Zoe Strimpel Zoe Strimpel

It’s no surprise dog attacks are on the rise

(Photo: iStock)

Love of dogs is hardly new in Britain. There is a growing strand of research exploring the shared history we have with our canine pets. There is some lovely work on Victorian pet cemeteries and dog breeding, while an excellent little series by Kathleen Walker-Meikle includes the indispensable Dogs in Medieval Manuscripts, which chronicles the prominent if exotic space in the imagination held by our furry friends a millennium ago.  

But if domestic animals had an obvious role in the private lives of our ancestors beyond being cute and fond furry friends – cats as mousers, dogs to scare baddies off, chase after sheep and keep other rogue animals in line – today the relationship has taken on a more sentimental, claustrophobic and frankly troubling turn.  

When it comes to pets, we have truly lost the plot

On Tuesday a four-year-old was killed in a dog attack in Milton Keynes. Meanwhile, an inquest this week heard how Natasha Johnston, 28, a dog walker in Surrey, died after ‘multiple penetrating dog bites to the neck’, with her jugular vein pierced. Surrey police said last week that it would not be prosecuting anyone. And in a further grotesque twist, it sounded as if the council was blaming Ms Johnston for what happened, pointing out that she was not licensed by the local authority to dog walk in the area where the attack – or crime, really – occurred. Tandridge District Council said: ‘Commercial operators wishing to provide dog walking services must be licensed and businesses providing animal services, like boarding, kennels and catteries can walk dogs in the district under the terms of their licences’. Imagine being the bod in charge of that statement. 

The thing is, whether Ms Johnston was or was not licensed as a dog walker in Tandridge has little to do with the fact that she was mauled to death by domestic pet dogs. The number of these attacks has been sharply rising over the past 20 years. In the decade preceding the 1991 Dangerous Dogs act, 15 people were killed by canines, according to the Office for National Statistics. Between 2012 and 2022 that number more than doubled to 32. The rocketing number of injuries is perhaps even more sobering: in 2018, 8,389 people were hospitalised from dog attacks, up from 3,395 in 2002. 

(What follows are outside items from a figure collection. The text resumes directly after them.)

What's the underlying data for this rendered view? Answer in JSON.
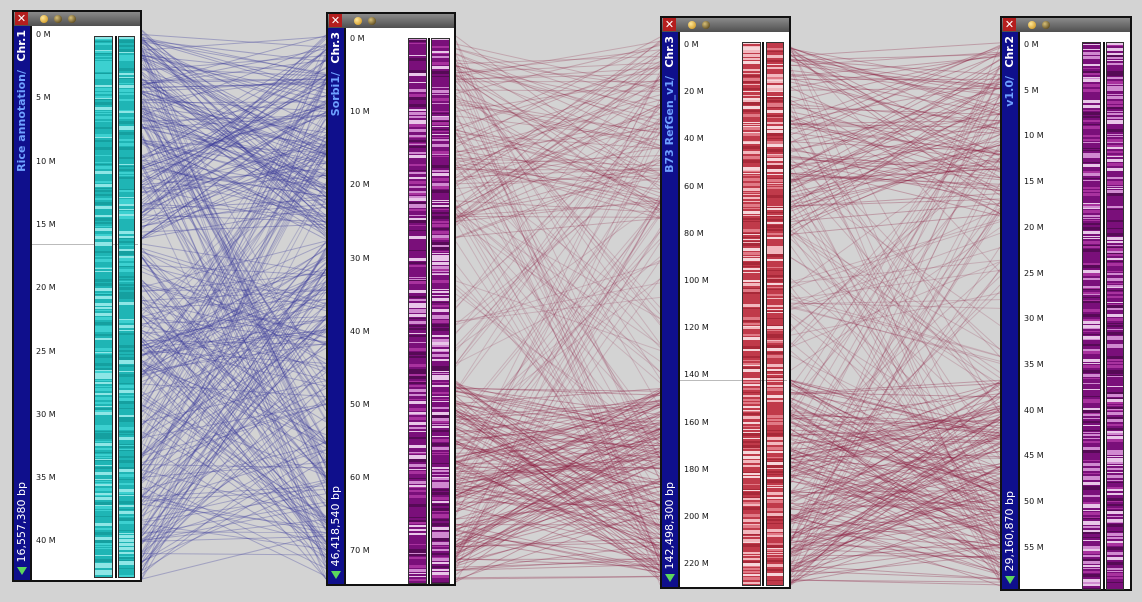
{
  "colors": {
    "background": "#d3d3d3",
    "sidebar": "#0f0f8c",
    "link_blue": "#3c3c9c",
    "link_red": "#8c1e40",
    "track_cyan": "#2ec6c6",
    "track_purple": "#8c1e8c",
    "track_red": "#d04a5a"
  },
  "panels": [
    {
      "chr": "Chr.1",
      "genome": "Rice annotation/",
      "bp": "16,557,380 bp",
      "track_color": "cyan",
      "ticks": [
        "0 M",
        "5 M",
        "10 M",
        "15 M",
        "20 M",
        "25 M",
        "30 M",
        "35 M",
        "40 M"
      ]
    },
    {
      "chr": "Chr.3",
      "genome": "Sorbi1/",
      "bp": "46,418,540 bp",
      "track_color": "purple",
      "ticks": [
        "0 M",
        "10 M",
        "20 M",
        "30 M",
        "40 M",
        "50 M",
        "60 M",
        "70 M"
      ]
    },
    {
      "chr": "Chr.3",
      "genome": "B73 RefGen_v1/",
      "bp": "142,498,300 bp",
      "track_color": "red",
      "ticks": [
        "0 M",
        "20 M",
        "40 M",
        "60 M",
        "80 M",
        "100 M",
        "120 M",
        "140 M",
        "160 M",
        "180 M",
        "200 M",
        "220 M"
      ]
    },
    {
      "chr": "Chr.2",
      "genome": "v1.0/",
      "bp": "29,160,870 bp",
      "track_color": "purple",
      "ticks": [
        "0 M",
        "5 M",
        "10 M",
        "15 M",
        "20 M",
        "25 M",
        "30 M",
        "35 M",
        "40 M",
        "45 M",
        "50 M",
        "55 M"
      ]
    }
  ],
  "icons": {
    "close": "close-icon",
    "minimize": "minimize-icon",
    "settings": "settings-icon",
    "expand": "expand-icon",
    "scroll": "triangle-down-icon"
  },
  "close_glyph": "✕"
}
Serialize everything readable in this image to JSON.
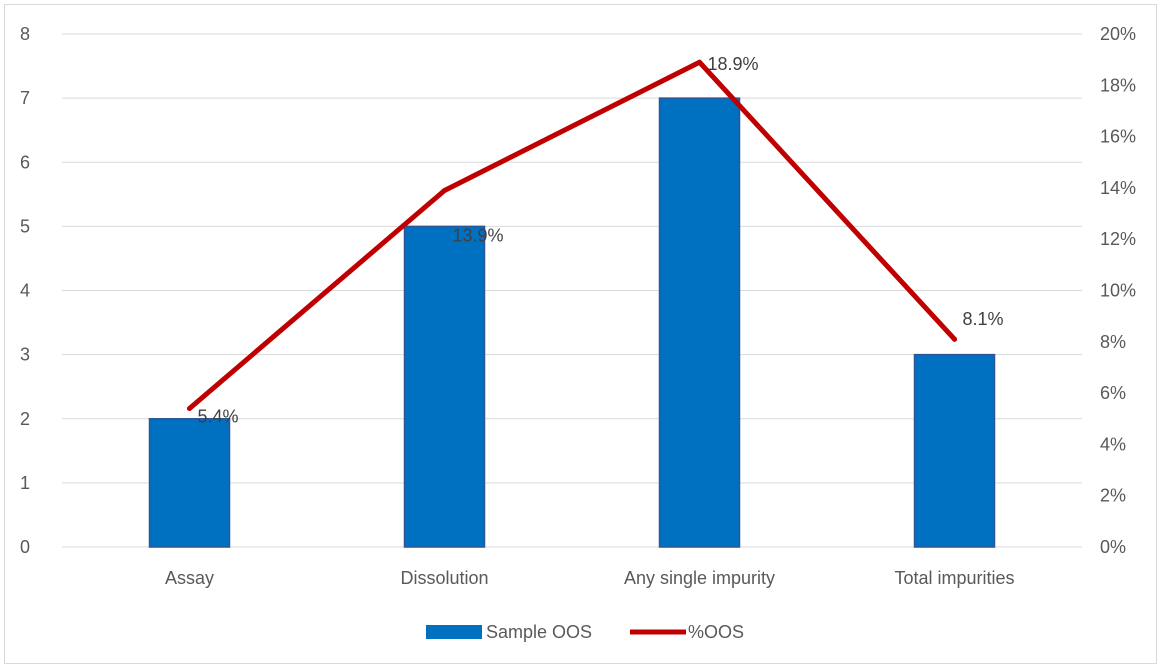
{
  "chart_data": {
    "type": "bar",
    "categories": [
      "Assay",
      "Dissolution",
      "Any single impurity",
      "Total impurities"
    ],
    "series": [
      {
        "name": "Sample OOS",
        "type": "bar",
        "axis": "left",
        "values": [
          2,
          5,
          7,
          3
        ],
        "color": "#0070c0"
      },
      {
        "name": "%OOS",
        "type": "line",
        "axis": "right",
        "values": [
          5.4,
          13.9,
          18.9,
          8.1
        ],
        "color": "#c00000",
        "data_labels": [
          "5.4%",
          "13.9%",
          "18.9%",
          "8.1%"
        ]
      }
    ],
    "y_left": {
      "lim": [
        0,
        8
      ],
      "ticks": [
        "0",
        "1",
        "2",
        "3",
        "4",
        "5",
        "6",
        "7",
        "8"
      ]
    },
    "y_right": {
      "lim": [
        0,
        20
      ],
      "ticks": [
        "0%",
        "2%",
        "4%",
        "6%",
        "8%",
        "10%",
        "12%",
        "14%",
        "16%",
        "18%",
        "20%"
      ]
    },
    "grid": true,
    "legend": "bottom",
    "title": "",
    "xlabel": "",
    "ylabel": ""
  }
}
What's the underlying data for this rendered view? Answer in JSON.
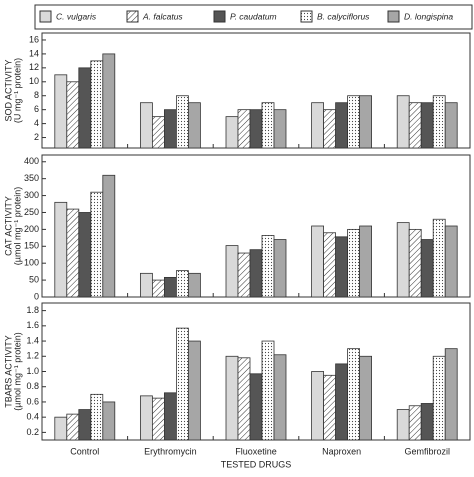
{
  "chart_data": [
    {
      "type": "bar",
      "ylabel": [
        "SOD ACTIVITY",
        "(U mg⁻¹ protein)"
      ],
      "ylim": [
        0.5,
        17
      ],
      "yticks": [
        2,
        4,
        6,
        8,
        10,
        12,
        14,
        16
      ],
      "series": [
        {
          "name": "C. vulgaris",
          "color": "#d9d9d9",
          "values": [
            11,
            7,
            5,
            7,
            8
          ]
        },
        {
          "name": "A. falcatus",
          "color": "#ffffff",
          "pattern": "hatch",
          "values": [
            10,
            5,
            6,
            6,
            7
          ]
        },
        {
          "name": "P. caudatum",
          "color": "#555555",
          "values": [
            12,
            6,
            6,
            7,
            7
          ]
        },
        {
          "name": "B. calyciflorus",
          "color": "#ffffff",
          "pattern": "dots",
          "values": [
            13,
            8,
            7,
            8,
            8
          ]
        },
        {
          "name": "D. longispina",
          "color": "#a6a6a6",
          "values": [
            14,
            7,
            6,
            8,
            7
          ]
        }
      ]
    },
    {
      "type": "bar",
      "ylabel": [
        "CAT ACTIVITY",
        "(µmol mg⁻¹ protein)"
      ],
      "ylim": [
        0,
        420
      ],
      "yticks": [
        0,
        50,
        100,
        150,
        200,
        250,
        300,
        350,
        400
      ],
      "series": [
        {
          "values": [
            280,
            70,
            152,
            210,
            220
          ]
        },
        {
          "values": [
            260,
            50,
            130,
            190,
            200
          ]
        },
        {
          "values": [
            250,
            58,
            140,
            178,
            170
          ]
        },
        {
          "values": [
            310,
            78,
            182,
            200,
            230
          ]
        },
        {
          "values": [
            360,
            70,
            170,
            210,
            210
          ]
        }
      ]
    },
    {
      "type": "bar",
      "ylabel": [
        "TBARS ACTIVITY",
        "(µmol mg⁻¹ protein)"
      ],
      "ylim": [
        0.1,
        1.9
      ],
      "yticks": [
        0.2,
        0.4,
        0.6,
        0.8,
        {
          "value": 1,
          "label": "1.0"
        },
        1.2,
        1.4,
        1.6,
        1.8
      ],
      "categories": [
        "Control",
        "Erythromycin",
        "Fluoxetine",
        "Naproxen",
        "Gemfibrozil"
      ],
      "xlabel": "TESTED DRUGS",
      "series": [
        {
          "values": [
            0.4,
            0.68,
            1.2,
            1.0,
            0.5
          ]
        },
        {
          "values": [
            0.44,
            0.65,
            1.18,
            0.95,
            0.55
          ]
        },
        {
          "values": [
            0.5,
            0.72,
            0.97,
            1.1,
            0.58
          ]
        },
        {
          "values": [
            0.7,
            1.57,
            1.4,
            1.3,
            1.2
          ]
        },
        {
          "values": [
            0.6,
            1.4,
            1.22,
            1.2,
            1.3
          ]
        }
      ]
    }
  ]
}
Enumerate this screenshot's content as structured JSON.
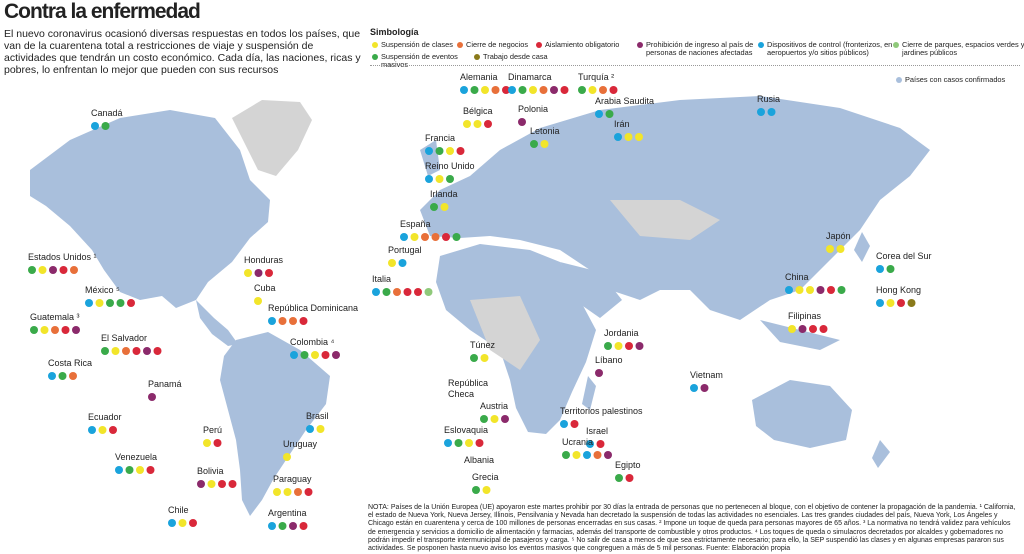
{
  "header": {
    "title": "Contra la enfermedad",
    "intro": "El nuevo coronavirus ocasionó diversas respuestas en todos los países, que van de la cuarentena total a restricciones de viaje y suspensión de actividades que tendrán un costo económico. Cada día, las naciones, ricas y pobres, lo enfrentan lo mejor que pueden con sus recursos"
  },
  "legend": {
    "title": "Simbología",
    "items": [
      {
        "label": "Suspensión de clases",
        "color": "#f2e52a"
      },
      {
        "label": "Cierre de negocios",
        "color": "#e8703a"
      },
      {
        "label": "Aislamiento obligatorio",
        "color": "#d9283a"
      },
      {
        "label": "Prohibición de ingreso al país de personas de naciones afectadas",
        "color": "#8b2a6b"
      },
      {
        "label": "Dispositivos de control (fronterizos, en aeropuertos y/o sitios públicos)",
        "color": "#1aa3dc"
      },
      {
        "label": "Cierre de parques, espacios verdes y jardines públicos",
        "color": "#8fc97a"
      },
      {
        "label": "Suspensión de eventos masivos",
        "color": "#3aaa4a"
      },
      {
        "label": "Trabajo desde casa",
        "color": "#8a7a1a"
      }
    ],
    "confirmed": {
      "label": "Países con casos confirmados",
      "color": "#a9bfdc"
    },
    "no_cases_color": "#d4d4d4"
  },
  "countries": [
    {
      "name": "Canadá",
      "dots": [
        "#1aa3dc",
        "#3aaa4a"
      ]
    },
    {
      "name": "Estados Unidos ¹",
      "dots": [
        "#3aaa4a",
        "#f2e52a",
        "#8b2a6b",
        "#d9283a",
        "#e8703a"
      ]
    },
    {
      "name": "México ⁵",
      "dots": [
        "#1aa3dc",
        "#f2e52a",
        "#3aaa4a",
        "#3aaa4a",
        "#d9283a"
      ]
    },
    {
      "name": "Guatemala ³",
      "dots": [
        "#3aaa4a",
        "#f2e52a",
        "#e8703a",
        "#d9283a",
        "#8b2a6b"
      ]
    },
    {
      "name": "El Salvador",
      "dots": [
        "#3aaa4a",
        "#f2e52a",
        "#e8703a",
        "#d9283a",
        "#8b2a6b",
        "#d9283a"
      ]
    },
    {
      "name": "Costa Rica",
      "dots": [
        "#1aa3dc",
        "#3aaa4a",
        "#e8703a"
      ]
    },
    {
      "name": "Panamá",
      "dots": [
        "#8b2a6b"
      ]
    },
    {
      "name": "Ecuador",
      "dots": [
        "#1aa3dc",
        "#f2e52a",
        "#d9283a"
      ]
    },
    {
      "name": "Honduras",
      "dots": [
        "#f2e52a",
        "#8b2a6b",
        "#d9283a"
      ]
    },
    {
      "name": "Cuba",
      "dots": [
        "#f2e52a"
      ]
    },
    {
      "name": "República Dominicana",
      "dots": [
        "#1aa3dc",
        "#e8703a",
        "#e8703a",
        "#d9283a"
      ]
    },
    {
      "name": "Colombia ⁴",
      "dots": [
        "#1aa3dc",
        "#3aaa4a",
        "#f2e52a",
        "#d9283a",
        "#8b2a6b"
      ]
    },
    {
      "name": "Perú",
      "dots": [
        "#f2e52a",
        "#d9283a"
      ]
    },
    {
      "name": "Brasil",
      "dots": [
        "#1aa3dc",
        "#f2e52a"
      ]
    },
    {
      "name": "Uruguay",
      "dots": [
        "#f2e52a"
      ]
    },
    {
      "name": "Venezuela",
      "dots": [
        "#1aa3dc",
        "#3aaa4a",
        "#f2e52a",
        "#d9283a"
      ]
    },
    {
      "name": "Bolivia",
      "dots": [
        "#8b2a6b",
        "#f2e52a",
        "#d9283a",
        "#d9283a"
      ]
    },
    {
      "name": "Paraguay",
      "dots": [
        "#f2e52a",
        "#f2e52a",
        "#e8703a",
        "#d9283a"
      ]
    },
    {
      "name": "Chile",
      "dots": [
        "#1aa3dc",
        "#f2e52a",
        "#d9283a"
      ]
    },
    {
      "name": "Argentina",
      "dots": [
        "#1aa3dc",
        "#3aaa4a",
        "#8b2a6b",
        "#d9283a"
      ]
    },
    {
      "name": "Alemania",
      "dots": [
        "#1aa3dc",
        "#3aaa4a",
        "#f2e52a",
        "#e8703a",
        "#d9283a"
      ]
    },
    {
      "name": "Dinamarca",
      "dots": [
        "#1aa3dc",
        "#3aaa4a",
        "#f2e52a",
        "#e8703a",
        "#8b2a6b",
        "#d9283a"
      ]
    },
    {
      "name": "Turquía ²",
      "dots": [
        "#3aaa4a",
        "#f2e52a",
        "#e8703a",
        "#d9283a"
      ]
    },
    {
      "name": "Bélgica",
      "dots": [
        "#f2e52a",
        "#f2e52a",
        "#d9283a"
      ]
    },
    {
      "name": "Polonia",
      "dots": [
        "#8b2a6b"
      ]
    },
    {
      "name": "Letonia",
      "dots": [
        "#3aaa4a",
        "#f2e52a"
      ]
    },
    {
      "name": "Arabia Saudita",
      "dots": [
        "#1aa3dc",
        "#3aaa4a"
      ]
    },
    {
      "name": "Irán",
      "dots": [
        "#1aa3dc",
        "#f2e52a",
        "#f2e52a"
      ]
    },
    {
      "name": "Rusia",
      "dots": [
        "#1aa3dc",
        "#1aa3dc"
      ]
    },
    {
      "name": "Francia",
      "dots": [
        "#1aa3dc",
        "#3aaa4a",
        "#f2e52a",
        "#d9283a"
      ]
    },
    {
      "name": "Reino Unido",
      "dots": [
        "#1aa3dc",
        "#f2e52a",
        "#3aaa4a"
      ]
    },
    {
      "name": "Irlanda",
      "dots": [
        "#3aaa4a",
        "#f2e52a"
      ]
    },
    {
      "name": "España",
      "dots": [
        "#1aa3dc",
        "#f2e52a",
        "#e8703a",
        "#e8703a",
        "#d9283a",
        "#3aaa4a"
      ]
    },
    {
      "name": "Portugal",
      "dots": [
        "#f2e52a",
        "#1aa3dc"
      ]
    },
    {
      "name": "Japón",
      "dots": [
        "#f2e52a",
        "#f2e52a"
      ]
    },
    {
      "name": "Corea del Sur",
      "dots": [
        "#1aa3dc",
        "#3aaa4a"
      ]
    },
    {
      "name": "China",
      "dots": [
        "#1aa3dc",
        "#f2e52a",
        "#f2e52a",
        "#8b2a6b",
        "#d9283a",
        "#3aaa4a"
      ]
    },
    {
      "name": "Hong Kong",
      "dots": [
        "#1aa3dc",
        "#f2e52a",
        "#d9283a",
        "#8a7a1a"
      ]
    },
    {
      "name": "Italia",
      "dots": [
        "#1aa3dc",
        "#3aaa4a",
        "#e8703a",
        "#d9283a",
        "#d9283a",
        "#8fc97a"
      ]
    },
    {
      "name": "Filipinas",
      "dots": [
        "#f2e52a",
        "#8b2a6b",
        "#d9283a",
        "#d9283a"
      ]
    },
    {
      "name": "Jordania",
      "dots": [
        "#3aaa4a",
        "#f2e52a",
        "#d9283a",
        "#8b2a6b"
      ]
    },
    {
      "name": "Túnez",
      "dots": [
        "#3aaa4a",
        "#f2e52a"
      ]
    },
    {
      "name": "Líbano",
      "dots": [
        "#8b2a6b"
      ]
    },
    {
      "name": "Vietnam",
      "dots": [
        "#1aa3dc",
        "#8b2a6b"
      ]
    },
    {
      "name": "República Checa",
      "dots": []
    },
    {
      "name": "Austria",
      "dots": [
        "#3aaa4a",
        "#f2e52a",
        "#8b2a6b"
      ]
    },
    {
      "name": "Territorios palestinos",
      "dots": [
        "#1aa3dc",
        "#d9283a"
      ]
    },
    {
      "name": "Eslovaquia",
      "dots": [
        "#1aa3dc",
        "#3aaa4a",
        "#f2e52a",
        "#d9283a"
      ]
    },
    {
      "name": "Israel",
      "dots": [
        "#1aa3dc",
        "#d9283a"
      ]
    },
    {
      "name": "Ucrania",
      "dots": [
        "#3aaa4a",
        "#f2e52a",
        "#1aa3dc",
        "#e8703a",
        "#8b2a6b"
      ]
    },
    {
      "name": "Albania",
      "dots": []
    },
    {
      "name": "Egipto",
      "dots": [
        "#3aaa4a",
        "#d9283a"
      ]
    },
    {
      "name": "Grecia",
      "dots": [
        "#3aaa4a",
        "#f2e52a"
      ]
    }
  ],
  "note": "NOTA: Países de la Unión Europea (UE) apoyaron este martes prohibir por 30 días la entrada de personas que no pertenecen al bloque, con el objetivo de contener la propagación de la pandemia. ¹ California, el estado de Nueva York, Nueva Jersey, Illinois, Pensilvania y Nevada han decretado la suspensión de todas las actividades no esenciales. Las tres grandes ciudades del país, Nueva York, Los Ángeles y Chicago están en cuarentena y cerca de 100 millones de personas encerradas en sus casas. ² Impone un toque de queda para personas mayores de 65 años. ³ La normativa no tendrá validez para vehículos de emergencia y servicios a domicilio de alimentación y farmacias, además del transporte de combustible y otros productos. ⁴ Los toques de queda o simulacros decretados por alcaldes y gobernadores no podrán impedir el transporte intermunicipal de pasajeros y carga. ⁵ No salir de casa a menos de que sea estrictamente necesario; para ello, la SEP suspendió las clases y en algunas empresas pararon sus actividades. Se posponen hasta nuevo aviso los eventos masivos que congreguen a más de 5 mil personas. Fuente: Elaboración propia"
}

This phenomenon has been attributed to more than numbers alone. According to Dr John Tulloch, a vet and epidemiologist at the University of Liverpool, the problem might be the relentless trend for anthropomorphising dogs. Anyone who has ever listened to a dog owner in the last few years will have noticed the way they address the animal in full plaintive sentences, apparently forgetting the four-footed can’t actually speak English. Tulloch points out that countless viral videos on YouTube and Tik Tok treat dogs as adorable children – dressing them up, cooing over them – so that young people are more likely to think that when a dog is baring its teeth, preparing to pounce, it’s smiling. Cute! Better give it a cuddle. Mistake. 

A Mattress Online study from 2019 is never far from my mind when I squeeze past armies of pooches in blankets on Hampstead Heath. Fifty per cent of owners would let a pet interrupt a romantic evening, while three in five would cancel a date with their other half to look after Fido. A 2018 Foxtons survey that found that a third of Londoners would choose a house that suited their pet over one near a good school for their children.  

Of course, dogs – even big dogs with big, murderous jaws – bring people much joy, and one could argue that this joy outweighs the attacks. I think you’re on slippery ground arguing that a four-year-old child, Natasha Johnston and dozens of others have had to die so that Casper, Oscar and Luna can make owners all warm and fuzzy inside. But many will disagree.  

Lockdown partly explains the sense that we, at least in London, live in one big dog toilet-playground. The desperate grab for a furry pet to keep the kids happy during that bewildering, outdoorsy time led to a quadrupling in the price of puppies. 

But my hypothesis for the rise and rise of the animal kingdom is more meta. We in Britain have lost our grip: on human relationships, which are all the more bewildering in a Tik Tok mediated age; on the economy; heck, on reality in general. We’ve allowed extreme eco-babble to erode our faith in humans, which has paved the way for the animal rights and vegan lobby to gain momentum and dominance. In a world in which humans are the baddies and the polluters, and animals their angelic and innocent victims, it is perhaps no wonder that owning a pet – and showing it, and the world, how much you love it – has become yet another crucial way to virtue signal, and an obstacle to recognising and responding robustly to danger.  

A few years ago I argued on Good Morning Britain the curious point – curious because it had to be argued – that pets would never be able to return human-level love because they were not in fact humans. This assertion triggered outrage, causing Twitter, as the Daily Mail put it, to ‘go into meltdown’.  

That was the moment I knew that when it comes to pets, we have truly lost the plot – to occasionally tragic effect.